CARE homes in Warrington have faced unprecedented challenges during the coronavirus pandemic but their staff, working alongside the local authority and NHS, have shown exceptional dedication in protecting and supporting residents.

In Warrington there are 32 care homes providing residential or nursing care to more than 1,600 older people. There are also 81 assisted living settings, supporting 530 people with disabilities and additional needs.

During the pandemic all care home staff, including managers, carers, catering and domestic staff, have worked together showing true teamwork, care and courage.

Warrington Guardian:

Arlington House in Stockton Heath

There are many ways that staff have gone above and beyond to care for the most vulnerable residents.

Examples include staff moving into homes and living away from their families, covering additional shifts to provide an appropriate level of care and using social media and video calls to ensure residents can communicate with their families and healthcare professionals.

Their efforts have been supported by Warrington Borough Council and NHS Warrington Clinical Commissioning Group who have put in place a range of new and bespoke measures over the past three months to help improve the health and wellbeing of people living and working in care homes.

Some of the changes put in place include providing care homes with:

  • Weekly calls offering guidance and assistance to access appropriate PPE.
  • iPads to enable video consultations to take place with GP practices.
  • Medical equipment such as state of the art thermometers and pulse oximeters to support the clinical assessment of residents.
  • Face-to-face training such as infection, prevention and control, correct use of personal protective equipment and swabbing.
  • A secure NHS email account so they can safely share appropriate medical information to help residents.
  • A mental health and wellbeing resource pack to support staff, residents and their families facing a difficult, challenging and emotional time.

As well as mental health support the pack, which is regularly updated, also contains information on staff resilience, suicide prevention and bereavement support.

  • Information on offers and discounts that were available to care workers as a way of saying thank you for all their hard work.

Tara Winterburn and Jessica Bruton, joint registered managers at Rosevilla Residential Home in Burtonwood, said: “At the start of the pandemic we took action quickly by restricting visitors and providing regular updates to families.

“We set up ways for residents to keep in touch with their loved ones over FaceTime, Skype and Whats- App, with connections reaching as far as South Africa and Australia.
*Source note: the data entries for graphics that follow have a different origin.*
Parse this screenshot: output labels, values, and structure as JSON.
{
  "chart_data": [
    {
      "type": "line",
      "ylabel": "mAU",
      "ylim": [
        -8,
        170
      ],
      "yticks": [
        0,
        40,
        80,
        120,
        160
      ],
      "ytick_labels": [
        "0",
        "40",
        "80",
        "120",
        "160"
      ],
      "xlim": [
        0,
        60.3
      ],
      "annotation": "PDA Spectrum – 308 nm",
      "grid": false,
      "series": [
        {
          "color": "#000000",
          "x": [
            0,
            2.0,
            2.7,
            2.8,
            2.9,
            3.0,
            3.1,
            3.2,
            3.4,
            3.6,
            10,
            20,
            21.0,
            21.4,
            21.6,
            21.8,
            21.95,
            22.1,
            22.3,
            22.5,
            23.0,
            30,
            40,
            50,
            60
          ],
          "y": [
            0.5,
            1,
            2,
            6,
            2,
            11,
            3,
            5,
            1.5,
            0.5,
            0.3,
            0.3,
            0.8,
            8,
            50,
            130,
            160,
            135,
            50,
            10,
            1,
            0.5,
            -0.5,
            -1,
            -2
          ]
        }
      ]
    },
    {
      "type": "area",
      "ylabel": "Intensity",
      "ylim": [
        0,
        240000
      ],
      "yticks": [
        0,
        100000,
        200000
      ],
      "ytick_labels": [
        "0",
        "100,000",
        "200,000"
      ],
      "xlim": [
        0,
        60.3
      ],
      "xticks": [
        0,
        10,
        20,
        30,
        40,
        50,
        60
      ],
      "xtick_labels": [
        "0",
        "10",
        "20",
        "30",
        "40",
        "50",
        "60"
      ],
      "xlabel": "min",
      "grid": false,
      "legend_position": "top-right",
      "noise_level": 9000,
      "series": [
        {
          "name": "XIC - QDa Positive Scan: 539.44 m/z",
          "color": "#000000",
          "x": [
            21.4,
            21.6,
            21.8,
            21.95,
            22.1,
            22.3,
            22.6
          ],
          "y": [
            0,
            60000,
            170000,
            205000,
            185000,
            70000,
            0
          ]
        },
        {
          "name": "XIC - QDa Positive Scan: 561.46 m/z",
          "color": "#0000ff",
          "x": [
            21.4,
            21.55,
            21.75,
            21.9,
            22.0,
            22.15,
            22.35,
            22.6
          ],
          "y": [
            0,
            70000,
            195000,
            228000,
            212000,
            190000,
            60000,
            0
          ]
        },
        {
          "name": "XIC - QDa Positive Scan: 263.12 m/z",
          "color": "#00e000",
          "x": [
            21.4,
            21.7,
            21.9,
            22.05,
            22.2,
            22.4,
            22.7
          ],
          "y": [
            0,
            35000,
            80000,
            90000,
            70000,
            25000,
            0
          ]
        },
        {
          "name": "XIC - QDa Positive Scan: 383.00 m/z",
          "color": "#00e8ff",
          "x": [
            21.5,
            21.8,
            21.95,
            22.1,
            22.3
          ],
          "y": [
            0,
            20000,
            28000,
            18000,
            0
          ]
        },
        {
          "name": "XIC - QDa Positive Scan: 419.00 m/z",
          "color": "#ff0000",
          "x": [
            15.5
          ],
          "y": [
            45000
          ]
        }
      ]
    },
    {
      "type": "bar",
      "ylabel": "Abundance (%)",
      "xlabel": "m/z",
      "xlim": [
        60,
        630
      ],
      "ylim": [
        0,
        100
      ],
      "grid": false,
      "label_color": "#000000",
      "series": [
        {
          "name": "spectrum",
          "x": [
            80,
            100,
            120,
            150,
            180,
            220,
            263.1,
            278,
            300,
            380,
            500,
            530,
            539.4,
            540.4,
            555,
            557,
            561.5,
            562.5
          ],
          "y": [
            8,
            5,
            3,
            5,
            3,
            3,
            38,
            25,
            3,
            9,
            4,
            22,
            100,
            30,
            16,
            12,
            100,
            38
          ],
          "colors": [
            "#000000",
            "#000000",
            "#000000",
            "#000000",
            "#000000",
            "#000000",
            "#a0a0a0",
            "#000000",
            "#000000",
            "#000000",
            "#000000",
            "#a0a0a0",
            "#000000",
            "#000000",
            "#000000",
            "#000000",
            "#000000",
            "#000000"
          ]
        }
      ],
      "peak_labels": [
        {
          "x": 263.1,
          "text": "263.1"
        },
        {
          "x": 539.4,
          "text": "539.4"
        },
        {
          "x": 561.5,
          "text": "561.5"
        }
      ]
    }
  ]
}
We also used online resources to continue with social worker reviews and GP appointments.

Warrington Guardian:

“We made frequent videos to keep spirits up including capturing VE Day and Easter celebrations, garden parties, and even attempted the toilet roll challenge – all of which were brilliantly received by friends and families.”

“As a team we have been focused on keeping calm and carrying on and I am very proud of our achievements.

“We’ve managed our PPE stocks well and staff have been supported, with a wellbeing room set up to allow them to have some time out during their shift if they are feeling overwhelmed.

“Our residents have been well cared for at all times throughout the pandemic by our dedicated staff.

“We now have plans in place to begin the phased re-opening of the home to visitors, with strict measures which are being communicated to families.”

Ritu Masih, Registered Manager at Arlington House Care Home in Stockton Heath, said: “It's been business as usual at Arlington House throughout the pandemic, which is thanks to our fantastic staff and residents.

"Staff have been on hand to help our residents through the lockdown period and have done so with such resilience and dedication. We have worked hard, as a team, to ensure residents have been kept busy with lots of exercise classes, games, gardening and one to one activities, and we have kept in touch with families with Skype, telephone and a weekly email update.

“Before the pandemic, daily life in a busy home, with lots of visitors coming in and out can mean staff are constantly on the move to ensure everything gets done.

"This time during lockdown has provided us with a unique opportunity to spend lots of quality time with all of our residents which has been fantastic, and something that can be taken as a positive from this experience".

Michelle Creed, chief nurse for NHS Halton Clinical Commissioning Group and NHS Warrington Clinical Commissioning Group, said: “We would like to say thank you to all staff working in the care sector for all that they are doing.

“The incredible commitment and compassion they have shown to their residents under difficult circumstances has been inspirational.

“In the NHS we have worked incredibly hard to support them along with our colleagues in the local authority and we will continue this support for as long as is needed.”